Marker for my great grandparents, John and Jane W. (Titus) Drake 

Marker for my grandfather, Titus H Drake, and his second wife Florence (Cylka)

My grandmother, Helen Harvey Drake
My grandfather, circa 1960.

I went alone to Constantine, but Dan was with me on our trip to Ticonderoga, New York.  Although to a lesser extent, like Constantine, Ticonderoga is not as thriving as it once was.  The downtown area has a few antique stores, a retro-1950s diner (excellent, in my opinion) – but much else is pretty ordinary.  The two main draws are Fort Ticonderoga and the Star Trek Original Series set tour.  Those who’ve followed my blog will know which attraction brought me to Ticonderoga.     

The Star Trek Original Series set tour is a screen accurate recreation of the sets as they were configured on Stage 9 at Desilu studios during the show's original run. The current sets were built for the Star Trek New Voyages web series, which ran for 13 episodes. There are a few minor upgrades: a functional bridge viewscreen replaces the blue screen the actors would have seen, and HD displays for the biobeds (instead of levers and pulleys operated by a stage technician).  A few more tweaks are in the planning and I've heard they are even considering adding the Next Generation sets. Our tour guide, Paul, knew all the ins & outs of how the original series was made and how sets were redressed for multiple use. For example: Captain Kirk's quarters were redressed for Spock, the other crew members, and guest stars; The Briefing Room was redressed as the Recreation Room, Crew Mess, and a few other sets. One interesting tidbit: both the Bridge and Engineering are smaller than they appeared on TV because the original cinematographers used wide-angle lenses to add depth to the scene. (FYI: The sets are built from the original series blueprints and are the exact same dimensions.)  The back wall of Engineering (with the engines visible thru the grill) uses forced perspective. Because of the age of some of the elements, guests are advised not to touch the artifacts, but the set's owner, James Cawley, invited me to sit in the Captain's chair. Photos are permitted, but videos are not (due to Paramount's licensing restrictions).  Due to a recent high-volume attraction, the selection at the gift shop was rather thin, but we still purchased a few goodies including, of course, a Tribble.

Dan & I beam in.

Dr. Dan ready to help a patient.

Dan in the medical lab, checking the Captain for intergalactic STDs.

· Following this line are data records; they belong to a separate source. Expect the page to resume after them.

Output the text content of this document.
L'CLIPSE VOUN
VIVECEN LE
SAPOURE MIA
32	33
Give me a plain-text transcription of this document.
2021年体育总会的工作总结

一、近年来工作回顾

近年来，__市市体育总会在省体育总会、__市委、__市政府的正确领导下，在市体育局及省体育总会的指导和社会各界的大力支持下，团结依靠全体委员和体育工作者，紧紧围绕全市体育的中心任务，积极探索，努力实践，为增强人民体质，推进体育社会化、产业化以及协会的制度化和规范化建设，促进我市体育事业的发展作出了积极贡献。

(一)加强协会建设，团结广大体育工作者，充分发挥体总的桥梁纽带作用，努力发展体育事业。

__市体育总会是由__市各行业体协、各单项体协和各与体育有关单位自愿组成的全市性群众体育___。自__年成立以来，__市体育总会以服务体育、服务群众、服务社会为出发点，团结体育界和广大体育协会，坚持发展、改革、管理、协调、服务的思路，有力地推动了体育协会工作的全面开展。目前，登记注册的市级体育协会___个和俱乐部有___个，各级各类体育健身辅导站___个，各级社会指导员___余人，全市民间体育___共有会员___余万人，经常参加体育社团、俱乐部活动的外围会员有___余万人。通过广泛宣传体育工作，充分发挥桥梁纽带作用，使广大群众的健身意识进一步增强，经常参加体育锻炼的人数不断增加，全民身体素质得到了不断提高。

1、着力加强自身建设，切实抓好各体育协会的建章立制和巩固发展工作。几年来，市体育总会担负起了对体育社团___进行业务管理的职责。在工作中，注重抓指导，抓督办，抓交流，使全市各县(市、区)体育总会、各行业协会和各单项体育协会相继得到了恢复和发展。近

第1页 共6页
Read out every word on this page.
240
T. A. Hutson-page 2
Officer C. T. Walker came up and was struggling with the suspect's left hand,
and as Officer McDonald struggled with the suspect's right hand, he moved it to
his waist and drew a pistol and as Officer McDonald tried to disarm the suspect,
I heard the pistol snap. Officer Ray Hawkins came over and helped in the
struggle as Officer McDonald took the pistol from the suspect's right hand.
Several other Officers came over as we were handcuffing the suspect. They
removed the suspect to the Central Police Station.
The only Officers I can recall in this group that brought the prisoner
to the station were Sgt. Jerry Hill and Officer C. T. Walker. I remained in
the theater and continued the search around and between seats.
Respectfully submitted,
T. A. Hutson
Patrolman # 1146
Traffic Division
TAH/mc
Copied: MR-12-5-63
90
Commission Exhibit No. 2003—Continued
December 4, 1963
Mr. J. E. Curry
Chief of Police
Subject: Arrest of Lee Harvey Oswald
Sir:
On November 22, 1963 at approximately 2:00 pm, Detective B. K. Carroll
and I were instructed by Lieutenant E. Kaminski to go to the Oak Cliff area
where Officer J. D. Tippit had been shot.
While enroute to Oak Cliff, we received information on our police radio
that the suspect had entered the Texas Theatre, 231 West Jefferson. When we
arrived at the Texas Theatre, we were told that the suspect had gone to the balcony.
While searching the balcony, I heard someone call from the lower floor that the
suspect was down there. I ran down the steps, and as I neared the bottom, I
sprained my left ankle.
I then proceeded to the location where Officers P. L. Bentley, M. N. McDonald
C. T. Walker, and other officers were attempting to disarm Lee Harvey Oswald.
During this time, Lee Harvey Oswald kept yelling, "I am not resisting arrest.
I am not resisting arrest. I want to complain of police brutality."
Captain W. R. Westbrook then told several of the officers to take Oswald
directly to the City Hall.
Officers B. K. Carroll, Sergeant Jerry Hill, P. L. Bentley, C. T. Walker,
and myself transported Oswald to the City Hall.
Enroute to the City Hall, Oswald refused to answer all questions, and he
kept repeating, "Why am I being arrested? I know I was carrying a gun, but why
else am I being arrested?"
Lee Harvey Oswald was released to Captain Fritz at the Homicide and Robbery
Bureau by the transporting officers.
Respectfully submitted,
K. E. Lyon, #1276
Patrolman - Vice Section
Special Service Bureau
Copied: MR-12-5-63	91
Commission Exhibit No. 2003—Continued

Our tour guide Paul, recreating a famous pose from the series.

A pensive moment on the Bridge

 The weather was cooperating, and as it was September 11th, it seemed appropriate for us to visit Fort Ticonderoga.  Originally Fort Carillon, the French fort was captured by the British in 1759, by American Revolutionaries in 1775, recaptured by the British in 1777, and finally abandoned to the British 1781.  By then, the fort was in ruins.  It went through several owners and was rebuilt during the 20th Century.  It’s a fascinating place to learn about our nation’s history and how those stationed here lived – whether French, British, or American.  The high point for us was a canon demonstration.